Questo rito richiede l’abilità di chi lo prepara e un po’ di tempo, infatti la tradizione vuole che vada preso per tre volte di fila, la prima volta amaro come la vita, la seconda dolce come l’amore, la terza soave come la morte.

Alcuni sostengono che questa simbologia sia un’invenzione spagnola edulcorata di quella che era l’originaria motivazione dei tre the.

Secondo questi i tre the derivano il loro uso e nome da tre “g”, in hassaniya le iniziali di tre parole che significavano: riunione, brace, calma.

“I capi delle tribù nomadi, quando dovevano prendere decisioni, siriunivano in una tenda, attorno al the, per fare il quale era necessaria la brace, e dovevano discutere con calma e ponderazione”.

Il rito del the oltre ad essere una piacevole pratica di compagnia è molto radicato tra i saharawi come rito che li distingue rispetto agli altri popoli del nord Africa.

Un altro rito d’accoglienza è l’offerta di una ciotola di latte che una volta era di dromedario, oggi è in polvere o condensato.

Sempre in continuità con il passato nomade troviamo poi la formula di saluto.

Fra i saharawi del passato il saluto era il “telegrafo del deserto”, doveva servire a scambiare informazioni sulla situazione dei pozzi, sulla condizione delle piste, su eventuali pericoli, epidemie, sulla salute delle famiglie e sugli affari.
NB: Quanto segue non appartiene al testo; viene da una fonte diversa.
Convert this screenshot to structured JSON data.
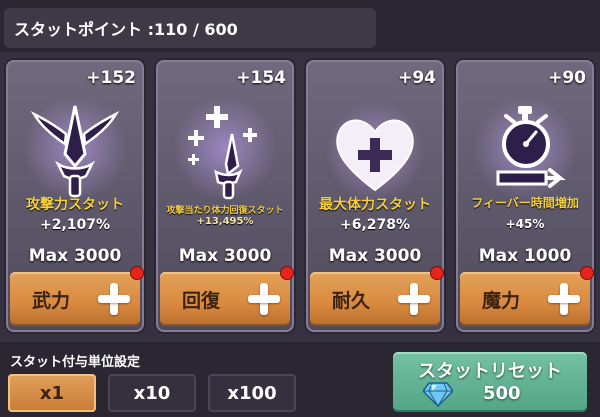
{
  "header": {
    "stat_points": "スタットポイント :110 / 600"
  },
  "cards": [
    {
      "bonus": "+152",
      "title": "攻撃力スタット",
      "value": "+2,107%",
      "max": "Max 3000",
      "button": "武力",
      "icon": "sword-wings-icon",
      "has_badge": true
    },
    {
      "bonus": "+154",
      "title": "攻撃当たり体力回復スタット",
      "value": "+13,495%",
      "max": "Max 3000",
      "button": "回復",
      "icon": "sword-sparkle-icon",
      "has_badge": true
    },
    {
      "bonus": "+94",
      "title": "最大体力スタット",
      "value": "+6,278%",
      "max": "Max 3000",
      "button": "耐久",
      "icon": "heart-plus-icon",
      "has_badge": true
    },
    {
      "bonus": "+90",
      "title": "フィーバー時間増加",
      "value": "+45%",
      "max": "Max 1000",
      "button": "魔力",
      "icon": "stopwatch-icon",
      "has_badge": true
    }
  ],
  "unit": {
    "label": "スタット付与単位設定",
    "options": [
      "x1",
      "x10",
      "x100"
    ],
    "selected": "x1"
  },
  "reset": {
    "label": "スタットリセット",
    "cost": "500",
    "icon": "diamond-gem-icon"
  },
  "colors": {
    "accent_orange": "#d9893f",
    "reset_green": "#52a585",
    "title_yellow": "#f6cf3c",
    "badge_red": "#e8231e"
  }
}
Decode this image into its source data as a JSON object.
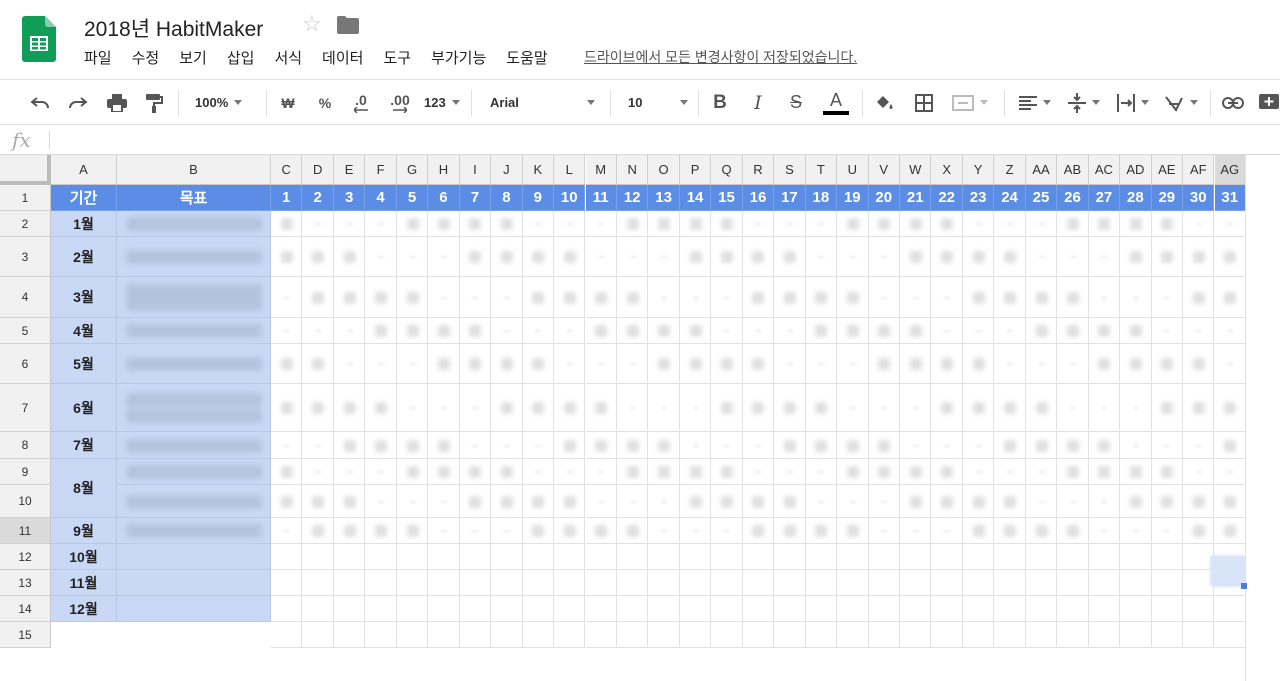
{
  "app": {
    "title": "2018년 HabitMaker",
    "save_status": "드라이브에서 모든 변경사항이 저장되었습니다.",
    "menu": [
      "파일",
      "수정",
      "보기",
      "삽입",
      "서식",
      "데이터",
      "도구",
      "부가기능",
      "도움말"
    ]
  },
  "toolbar": {
    "zoom": "100%",
    "currency": "₩",
    "percent": "%",
    "decimal_decrease": ".0",
    "decimal_increase": ".00",
    "more_formats": "123",
    "font": "Arial",
    "font_size": "10",
    "bold": "B",
    "italic": "I",
    "strikethrough": "S",
    "text_color": "A"
  },
  "formula_bar": {
    "fx_label": "fx",
    "value": ""
  },
  "sheet": {
    "column_letters": [
      "A",
      "B",
      "C",
      "D",
      "E",
      "F",
      "G",
      "H",
      "I",
      "J",
      "K",
      "L",
      "M",
      "N",
      "O",
      "P",
      "Q",
      "R",
      "S",
      "T",
      "U",
      "V",
      "W",
      "X",
      "Y",
      "Z",
      "AA",
      "AB",
      "AC",
      "AD",
      "AE",
      "AF",
      "AG"
    ],
    "row_numbers": [
      "1",
      "2",
      "3",
      "4",
      "5",
      "6",
      "7",
      "8",
      "9",
      "10",
      "11",
      "12",
      "13",
      "14",
      "15"
    ],
    "header": {
      "period": "기간",
      "goal": "목표",
      "days": [
        "1",
        "2",
        "3",
        "4",
        "5",
        "6",
        "7",
        "8",
        "9",
        "10",
        "11",
        "12",
        "13",
        "14",
        "15",
        "16",
        "17",
        "18",
        "19",
        "20",
        "21",
        "22",
        "23",
        "24",
        "25",
        "26",
        "27",
        "28",
        "29",
        "30",
        "31"
      ]
    },
    "months": [
      "1월",
      "2월",
      "3월",
      "4월",
      "5월",
      "6월",
      "7월",
      "8월",
      "9월",
      "10월",
      "11월",
      "12월"
    ]
  },
  "colors": {
    "header_fill": "#5b8de6",
    "month_fill": "#c9d9f5",
    "sheets_green": "#0f9d58"
  }
}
Come si può ben intuire la formula di saluto saharawi andava e va oltre le due parole.

Un esempio di come sono le formule di saluto ancora adesso nei campi è riportato in versione abbreviata nel libro di Fabrizia Ramondino Polisario, un’astronave dimenticata nel deserto.

I saharawi nei campi da un lato conservano le loro tradizioni per quanto gli è possibile, dall’altro sperimentano, crescono come popolo restando aperti a quello che arriva dall’esterno. Emblematico è l’uso dei pannelli solari.

La mentalità saharawi è aperta ai mutamenti in un costante gioco di mediazione fra tradizione e modernità.